Furthermore, there are currently not many mice models with the required specifications (resolution of 10 000DPI or higher, and polling rate of 4000Hz or more). The researchers found about a dozen potential candidates and tested the attack on two models. These weren’t the most expensive devices — for instance, the Razer Viper 8KHz costs around $50 — but they are gaming mice, which are unlikely to be found connected to a typical workstation. Thus, the Mic-E-Mouse attack is future-proof rather than present-proof: the researchers assume that, over time, high-resolution sensors will become standard even in the most common office models.
The accuracy of the method is low as well. At best, the researchers managed to recognize only 50 to 60 percent of the source material. Finally, we need to consider that for the sake of the experiment, the researchers attempted to simplify their task as much as possible. Instead of capturing a real conversation, they were playing back human speech through computer speakers. A cardboard box with an opening was placed on top of the speakers. This opening was covered with a membrane with the mouse on top of it. This means the sound source was not only artificial, but also located mere inches from the optical sensor! The authors of the paper tried covering the hole with a thin sheet of paper or cardboard, and the recognition accuracy immediately plummeted to unacceptable levels of 10–30%. Reliable transmission of vibrations through a thick tabletop isn’t even a consideration.
Cautious optimism and security model
Credit where it’s due: the researchers found yet another attack vector that exploits unexpected hardware properties — something no one had previously thought of. For a first attempt, the result is remarkable, and the potential for further research is undoubtedly there. After all, the U.S. researchers only used machine learning for signal filtering. The reconstructed audio data was then listened to by human observers. What if neural networks were also used for speech recognition?
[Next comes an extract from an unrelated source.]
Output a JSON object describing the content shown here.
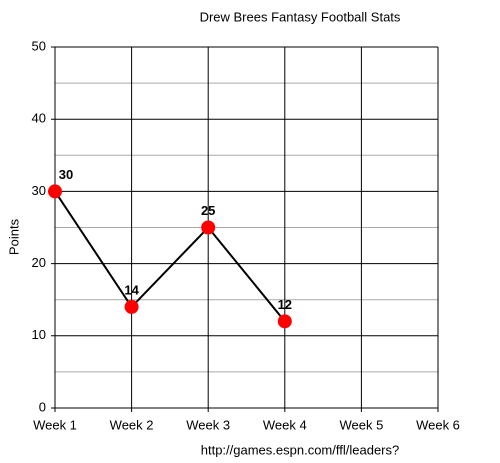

Of course, such studies have an extremely narrow practical application. For organizations whose security model must account for even such paranoid scenarios, the authors of the study propose a series of protective measures. For one, you can simply ban connecting mice with high-resolution sensors — both through organizational policies and, technically, by blocklisting specific models. You can also provide employees with mousepads that dampen vibrations. The more relevant conclusion, however, concerns protection against malware: attackers can sometimes utilize completely atypical software features to cause harm — in this case, for espionage. So it’s worth identifying and analyzing even such complex cases; otherwise, it may later be impossible to even determine how a data leak occurred.